Create a new System Restore point

• click Start >> Run - type SYSDM.CPL & press Enter
• select the System Restore Tab
• tick on the checkbox - "Turn off System Restore on all drives"
• click Apply
• then untick the same checkbox & click OK

Enable Windows Auto Update

• Go to Start > Settings > Control Panel > System > Automatic Updates
• tick on the checkbox - "Keep my computer up to date"
• Under settings, choose "Automatically download the updates, and install them on the schedule that I specify".
• Click on "OK".

Now that you are clean, to help protect your computer in the future I recommend that you get the following free programs:

• SpywareBlaster to help prevent spyware from installing in the first place.
• SpywareGuard to catch and block spyware before it can execute.
• IESpy-Ad to block access to malicious websites so you cannot be redirected to them from an infected site or email.

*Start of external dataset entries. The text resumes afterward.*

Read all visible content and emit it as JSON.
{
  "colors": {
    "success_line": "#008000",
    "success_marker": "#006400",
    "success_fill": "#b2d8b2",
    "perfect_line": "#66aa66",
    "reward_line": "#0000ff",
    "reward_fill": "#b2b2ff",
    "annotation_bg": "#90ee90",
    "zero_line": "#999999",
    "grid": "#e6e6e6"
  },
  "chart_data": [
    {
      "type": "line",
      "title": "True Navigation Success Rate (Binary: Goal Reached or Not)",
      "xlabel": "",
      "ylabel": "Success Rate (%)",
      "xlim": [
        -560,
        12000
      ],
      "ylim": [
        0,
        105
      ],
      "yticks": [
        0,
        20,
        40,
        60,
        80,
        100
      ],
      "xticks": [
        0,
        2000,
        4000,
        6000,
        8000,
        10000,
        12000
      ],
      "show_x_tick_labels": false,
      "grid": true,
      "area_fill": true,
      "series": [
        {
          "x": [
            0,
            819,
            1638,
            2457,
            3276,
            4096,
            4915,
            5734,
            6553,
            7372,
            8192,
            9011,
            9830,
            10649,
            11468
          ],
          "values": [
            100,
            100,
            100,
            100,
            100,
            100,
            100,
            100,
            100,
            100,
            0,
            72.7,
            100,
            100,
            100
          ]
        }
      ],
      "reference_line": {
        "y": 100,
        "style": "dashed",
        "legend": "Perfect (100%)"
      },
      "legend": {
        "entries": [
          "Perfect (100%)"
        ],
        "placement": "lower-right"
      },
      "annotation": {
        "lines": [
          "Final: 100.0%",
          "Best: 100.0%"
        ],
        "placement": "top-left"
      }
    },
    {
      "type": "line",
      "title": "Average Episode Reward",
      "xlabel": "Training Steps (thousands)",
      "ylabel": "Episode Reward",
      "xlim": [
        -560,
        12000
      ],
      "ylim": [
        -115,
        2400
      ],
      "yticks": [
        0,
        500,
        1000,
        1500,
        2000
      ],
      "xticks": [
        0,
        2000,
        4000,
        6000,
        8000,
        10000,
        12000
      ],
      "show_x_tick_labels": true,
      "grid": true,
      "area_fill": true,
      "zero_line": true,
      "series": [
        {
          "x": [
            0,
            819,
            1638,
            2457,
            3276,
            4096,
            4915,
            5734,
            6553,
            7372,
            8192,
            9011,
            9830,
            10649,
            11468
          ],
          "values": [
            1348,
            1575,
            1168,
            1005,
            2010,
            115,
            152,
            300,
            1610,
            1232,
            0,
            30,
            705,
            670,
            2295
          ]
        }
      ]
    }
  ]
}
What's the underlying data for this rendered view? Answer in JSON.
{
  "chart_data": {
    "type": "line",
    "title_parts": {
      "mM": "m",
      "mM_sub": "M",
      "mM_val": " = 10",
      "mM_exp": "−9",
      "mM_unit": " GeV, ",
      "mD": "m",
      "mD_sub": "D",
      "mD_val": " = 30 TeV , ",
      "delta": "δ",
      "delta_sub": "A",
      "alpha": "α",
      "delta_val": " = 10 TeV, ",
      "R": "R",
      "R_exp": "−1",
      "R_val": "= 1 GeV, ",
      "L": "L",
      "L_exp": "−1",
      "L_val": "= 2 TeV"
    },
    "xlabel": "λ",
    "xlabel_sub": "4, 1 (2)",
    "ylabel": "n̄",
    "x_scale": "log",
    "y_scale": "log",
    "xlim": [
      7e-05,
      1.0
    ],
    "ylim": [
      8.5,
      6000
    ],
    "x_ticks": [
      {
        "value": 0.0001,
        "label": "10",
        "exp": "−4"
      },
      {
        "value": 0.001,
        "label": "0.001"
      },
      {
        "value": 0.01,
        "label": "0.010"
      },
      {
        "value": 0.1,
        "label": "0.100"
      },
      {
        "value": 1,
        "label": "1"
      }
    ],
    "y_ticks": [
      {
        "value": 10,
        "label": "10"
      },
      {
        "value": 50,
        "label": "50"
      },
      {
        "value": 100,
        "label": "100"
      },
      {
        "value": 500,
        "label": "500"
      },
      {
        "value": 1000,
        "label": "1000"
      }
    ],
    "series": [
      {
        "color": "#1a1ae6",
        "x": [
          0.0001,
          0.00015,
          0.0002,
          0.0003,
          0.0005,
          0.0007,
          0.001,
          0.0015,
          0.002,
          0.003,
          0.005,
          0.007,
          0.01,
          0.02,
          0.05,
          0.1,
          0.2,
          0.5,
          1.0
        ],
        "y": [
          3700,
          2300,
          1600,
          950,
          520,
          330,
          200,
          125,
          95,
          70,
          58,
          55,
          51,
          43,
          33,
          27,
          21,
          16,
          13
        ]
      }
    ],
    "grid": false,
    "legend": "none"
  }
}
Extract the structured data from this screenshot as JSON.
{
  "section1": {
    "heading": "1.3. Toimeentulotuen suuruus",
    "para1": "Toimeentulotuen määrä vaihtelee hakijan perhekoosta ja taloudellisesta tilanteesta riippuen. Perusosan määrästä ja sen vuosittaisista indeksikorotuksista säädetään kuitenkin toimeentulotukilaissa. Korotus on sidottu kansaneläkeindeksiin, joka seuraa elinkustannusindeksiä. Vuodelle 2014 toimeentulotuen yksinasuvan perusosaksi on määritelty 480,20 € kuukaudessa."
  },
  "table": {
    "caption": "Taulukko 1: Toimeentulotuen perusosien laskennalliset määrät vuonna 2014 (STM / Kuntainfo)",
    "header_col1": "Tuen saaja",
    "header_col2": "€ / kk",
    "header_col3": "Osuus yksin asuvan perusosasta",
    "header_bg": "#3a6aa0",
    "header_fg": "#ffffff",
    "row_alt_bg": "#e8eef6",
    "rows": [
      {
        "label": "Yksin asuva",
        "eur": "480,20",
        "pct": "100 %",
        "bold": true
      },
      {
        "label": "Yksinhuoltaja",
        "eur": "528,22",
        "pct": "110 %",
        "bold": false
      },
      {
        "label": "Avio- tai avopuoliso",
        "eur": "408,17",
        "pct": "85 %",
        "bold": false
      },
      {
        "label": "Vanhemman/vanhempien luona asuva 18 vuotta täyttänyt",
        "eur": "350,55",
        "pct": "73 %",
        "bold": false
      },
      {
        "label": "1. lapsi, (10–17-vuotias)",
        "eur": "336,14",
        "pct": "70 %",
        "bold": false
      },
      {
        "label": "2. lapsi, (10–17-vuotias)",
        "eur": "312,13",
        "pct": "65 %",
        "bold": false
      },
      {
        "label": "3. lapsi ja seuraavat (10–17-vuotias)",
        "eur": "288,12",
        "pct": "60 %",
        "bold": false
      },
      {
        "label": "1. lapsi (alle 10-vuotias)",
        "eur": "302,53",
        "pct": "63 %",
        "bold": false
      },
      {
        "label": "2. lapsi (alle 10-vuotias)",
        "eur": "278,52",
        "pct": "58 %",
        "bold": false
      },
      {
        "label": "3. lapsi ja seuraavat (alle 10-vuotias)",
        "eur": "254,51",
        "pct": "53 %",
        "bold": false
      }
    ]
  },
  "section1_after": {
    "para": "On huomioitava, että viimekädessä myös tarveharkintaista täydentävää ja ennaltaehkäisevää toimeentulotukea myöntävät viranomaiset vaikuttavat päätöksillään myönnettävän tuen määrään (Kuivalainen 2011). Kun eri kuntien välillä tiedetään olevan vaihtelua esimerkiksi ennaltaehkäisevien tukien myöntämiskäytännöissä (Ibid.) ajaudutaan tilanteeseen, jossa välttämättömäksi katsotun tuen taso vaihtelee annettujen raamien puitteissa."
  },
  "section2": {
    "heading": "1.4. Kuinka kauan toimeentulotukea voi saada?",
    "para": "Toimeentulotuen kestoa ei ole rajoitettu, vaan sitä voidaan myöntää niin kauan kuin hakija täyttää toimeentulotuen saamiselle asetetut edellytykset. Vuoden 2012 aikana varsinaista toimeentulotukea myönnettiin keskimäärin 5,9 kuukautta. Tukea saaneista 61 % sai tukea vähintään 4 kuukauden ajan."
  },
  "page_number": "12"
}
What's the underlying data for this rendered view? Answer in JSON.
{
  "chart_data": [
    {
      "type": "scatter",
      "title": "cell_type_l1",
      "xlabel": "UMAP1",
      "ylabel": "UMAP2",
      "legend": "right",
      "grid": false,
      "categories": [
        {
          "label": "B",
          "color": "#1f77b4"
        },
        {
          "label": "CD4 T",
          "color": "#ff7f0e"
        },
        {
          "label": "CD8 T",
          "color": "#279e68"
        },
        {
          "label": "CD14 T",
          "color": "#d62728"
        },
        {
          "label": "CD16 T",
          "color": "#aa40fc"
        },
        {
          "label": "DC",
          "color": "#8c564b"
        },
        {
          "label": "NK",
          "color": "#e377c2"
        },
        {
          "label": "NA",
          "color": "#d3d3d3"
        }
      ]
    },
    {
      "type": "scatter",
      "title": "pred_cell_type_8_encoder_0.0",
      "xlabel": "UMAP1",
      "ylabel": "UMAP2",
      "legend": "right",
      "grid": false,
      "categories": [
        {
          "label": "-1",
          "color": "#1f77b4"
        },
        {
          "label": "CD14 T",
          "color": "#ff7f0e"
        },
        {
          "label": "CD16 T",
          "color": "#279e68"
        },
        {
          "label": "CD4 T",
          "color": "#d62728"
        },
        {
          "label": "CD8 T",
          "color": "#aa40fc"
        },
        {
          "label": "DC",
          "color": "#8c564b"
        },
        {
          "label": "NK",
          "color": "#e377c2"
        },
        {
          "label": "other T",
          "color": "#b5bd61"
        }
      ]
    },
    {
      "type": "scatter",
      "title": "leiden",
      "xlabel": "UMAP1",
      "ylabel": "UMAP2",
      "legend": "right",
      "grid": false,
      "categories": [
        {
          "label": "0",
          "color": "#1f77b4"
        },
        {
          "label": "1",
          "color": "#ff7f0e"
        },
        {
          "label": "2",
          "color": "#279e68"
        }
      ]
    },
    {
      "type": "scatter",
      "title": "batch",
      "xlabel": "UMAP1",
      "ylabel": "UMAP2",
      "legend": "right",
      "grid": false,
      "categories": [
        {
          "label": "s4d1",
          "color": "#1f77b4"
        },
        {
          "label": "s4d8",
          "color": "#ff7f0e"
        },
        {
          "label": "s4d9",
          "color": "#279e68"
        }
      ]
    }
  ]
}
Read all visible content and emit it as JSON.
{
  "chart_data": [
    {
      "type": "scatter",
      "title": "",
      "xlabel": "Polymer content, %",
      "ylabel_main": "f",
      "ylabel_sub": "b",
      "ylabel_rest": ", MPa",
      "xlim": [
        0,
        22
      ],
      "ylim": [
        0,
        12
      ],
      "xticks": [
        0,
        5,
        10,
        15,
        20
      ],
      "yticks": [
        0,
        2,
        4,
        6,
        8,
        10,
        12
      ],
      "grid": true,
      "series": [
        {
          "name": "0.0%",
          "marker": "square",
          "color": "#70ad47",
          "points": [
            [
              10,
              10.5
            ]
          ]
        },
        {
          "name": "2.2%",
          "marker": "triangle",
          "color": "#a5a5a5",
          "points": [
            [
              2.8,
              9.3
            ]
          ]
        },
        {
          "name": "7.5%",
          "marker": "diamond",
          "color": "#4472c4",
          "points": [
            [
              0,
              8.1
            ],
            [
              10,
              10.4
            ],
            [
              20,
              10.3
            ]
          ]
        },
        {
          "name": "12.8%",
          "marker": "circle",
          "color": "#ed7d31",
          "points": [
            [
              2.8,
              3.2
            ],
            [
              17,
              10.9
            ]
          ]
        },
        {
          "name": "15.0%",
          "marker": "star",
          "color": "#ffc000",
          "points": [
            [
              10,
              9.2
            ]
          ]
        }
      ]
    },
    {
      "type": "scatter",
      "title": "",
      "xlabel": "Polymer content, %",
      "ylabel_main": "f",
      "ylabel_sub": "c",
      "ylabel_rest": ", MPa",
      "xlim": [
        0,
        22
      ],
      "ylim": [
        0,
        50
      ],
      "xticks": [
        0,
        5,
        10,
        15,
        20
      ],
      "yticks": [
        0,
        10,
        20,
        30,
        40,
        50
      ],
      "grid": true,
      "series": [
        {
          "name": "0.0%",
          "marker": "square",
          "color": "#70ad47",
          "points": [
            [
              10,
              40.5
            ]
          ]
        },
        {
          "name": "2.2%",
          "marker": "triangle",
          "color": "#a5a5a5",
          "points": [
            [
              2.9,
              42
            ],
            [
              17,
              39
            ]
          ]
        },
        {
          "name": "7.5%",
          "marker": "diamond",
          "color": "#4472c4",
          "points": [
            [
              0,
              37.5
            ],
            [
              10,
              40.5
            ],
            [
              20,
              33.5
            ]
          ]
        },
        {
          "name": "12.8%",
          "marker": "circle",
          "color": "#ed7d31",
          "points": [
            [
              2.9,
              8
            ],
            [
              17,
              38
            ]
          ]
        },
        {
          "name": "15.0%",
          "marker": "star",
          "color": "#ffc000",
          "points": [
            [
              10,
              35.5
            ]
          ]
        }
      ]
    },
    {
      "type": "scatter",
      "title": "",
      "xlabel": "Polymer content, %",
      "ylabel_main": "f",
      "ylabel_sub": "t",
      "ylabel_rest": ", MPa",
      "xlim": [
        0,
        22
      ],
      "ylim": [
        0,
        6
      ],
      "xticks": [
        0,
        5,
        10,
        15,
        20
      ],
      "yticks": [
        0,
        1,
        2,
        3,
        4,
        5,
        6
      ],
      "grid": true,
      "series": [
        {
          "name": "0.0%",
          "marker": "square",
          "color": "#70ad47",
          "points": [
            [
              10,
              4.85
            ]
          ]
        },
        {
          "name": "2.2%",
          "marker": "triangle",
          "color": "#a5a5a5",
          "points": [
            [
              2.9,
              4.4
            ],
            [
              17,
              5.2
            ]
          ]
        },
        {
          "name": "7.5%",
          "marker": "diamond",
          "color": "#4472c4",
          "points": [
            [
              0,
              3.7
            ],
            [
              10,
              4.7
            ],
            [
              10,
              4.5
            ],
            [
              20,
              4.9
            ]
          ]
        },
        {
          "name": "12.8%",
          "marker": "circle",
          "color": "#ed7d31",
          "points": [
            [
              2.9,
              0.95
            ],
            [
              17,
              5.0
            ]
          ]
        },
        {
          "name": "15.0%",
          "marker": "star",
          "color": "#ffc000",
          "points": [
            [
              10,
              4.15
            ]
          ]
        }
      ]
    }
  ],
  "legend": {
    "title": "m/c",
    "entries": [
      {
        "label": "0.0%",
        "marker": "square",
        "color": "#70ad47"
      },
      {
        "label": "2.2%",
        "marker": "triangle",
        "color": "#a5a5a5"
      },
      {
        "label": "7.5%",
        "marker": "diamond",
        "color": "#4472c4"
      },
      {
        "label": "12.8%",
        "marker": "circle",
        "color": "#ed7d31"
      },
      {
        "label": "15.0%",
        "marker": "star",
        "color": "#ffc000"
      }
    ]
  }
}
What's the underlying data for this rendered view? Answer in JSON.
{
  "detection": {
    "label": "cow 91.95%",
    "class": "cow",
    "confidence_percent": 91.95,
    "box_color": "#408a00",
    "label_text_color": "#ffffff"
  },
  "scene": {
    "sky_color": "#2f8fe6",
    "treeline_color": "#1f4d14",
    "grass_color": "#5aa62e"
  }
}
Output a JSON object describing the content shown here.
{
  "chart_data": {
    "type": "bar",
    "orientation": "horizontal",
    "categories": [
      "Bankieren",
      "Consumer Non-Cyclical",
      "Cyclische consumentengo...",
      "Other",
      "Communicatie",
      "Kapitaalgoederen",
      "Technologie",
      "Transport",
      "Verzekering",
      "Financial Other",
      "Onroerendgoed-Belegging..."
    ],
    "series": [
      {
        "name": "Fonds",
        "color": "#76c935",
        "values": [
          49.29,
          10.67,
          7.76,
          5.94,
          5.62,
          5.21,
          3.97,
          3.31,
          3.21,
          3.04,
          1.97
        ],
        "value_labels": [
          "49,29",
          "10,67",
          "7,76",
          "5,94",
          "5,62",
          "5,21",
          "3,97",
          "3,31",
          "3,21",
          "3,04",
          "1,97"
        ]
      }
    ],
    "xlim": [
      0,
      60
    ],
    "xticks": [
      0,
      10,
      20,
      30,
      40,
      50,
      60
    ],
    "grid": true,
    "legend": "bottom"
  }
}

If you do not have a firewall, here are 3 free ones available for personal use:

• Sygate Personal Firewall
• Kerio Personal Firewall
• ZoneAlarm

and a good antivirus like the one you are currently using. It is critical to have both a firewall and an anti-virus application and to keep them updated.


In light of your recent hiccup, I'm sure you'll like to avoid any future infections. Please take a look at these well written articles

• HOW DID I GET INFECTED IN THE FIRST PLACE?
• THE ANTI-SPYWARE TUTORIAL

Have a safe & happy computing day. - STAY CLEAN :)

Please respond to this thread one more time so we can mark this thread as resolved.

[gatorsmg]

Thank you very much for all of your help

No ideas on how I can get Norton to install? As of right now I still don't have Norton installed because it froze part way through the initial installation and won't let me re-install it. There doesn't seem to be anything to remove from the first attempt either except for an icon in the add/remove programs, but I can't remove it

I'll definitelt be dowloading the IESpy-Ad to add to my regular use fof Ad-Aware and Microsoft Anitspyware.

Thanks Again

Scott

[sUBs]

You have to uninstall the failed installation first. Try using the steps outlined here.. http://service1.symantec.com/SUPPORT...&osv=&osv_lvl=

[gatorsmg]

I'm all good to go now. Thanks again for all of your help!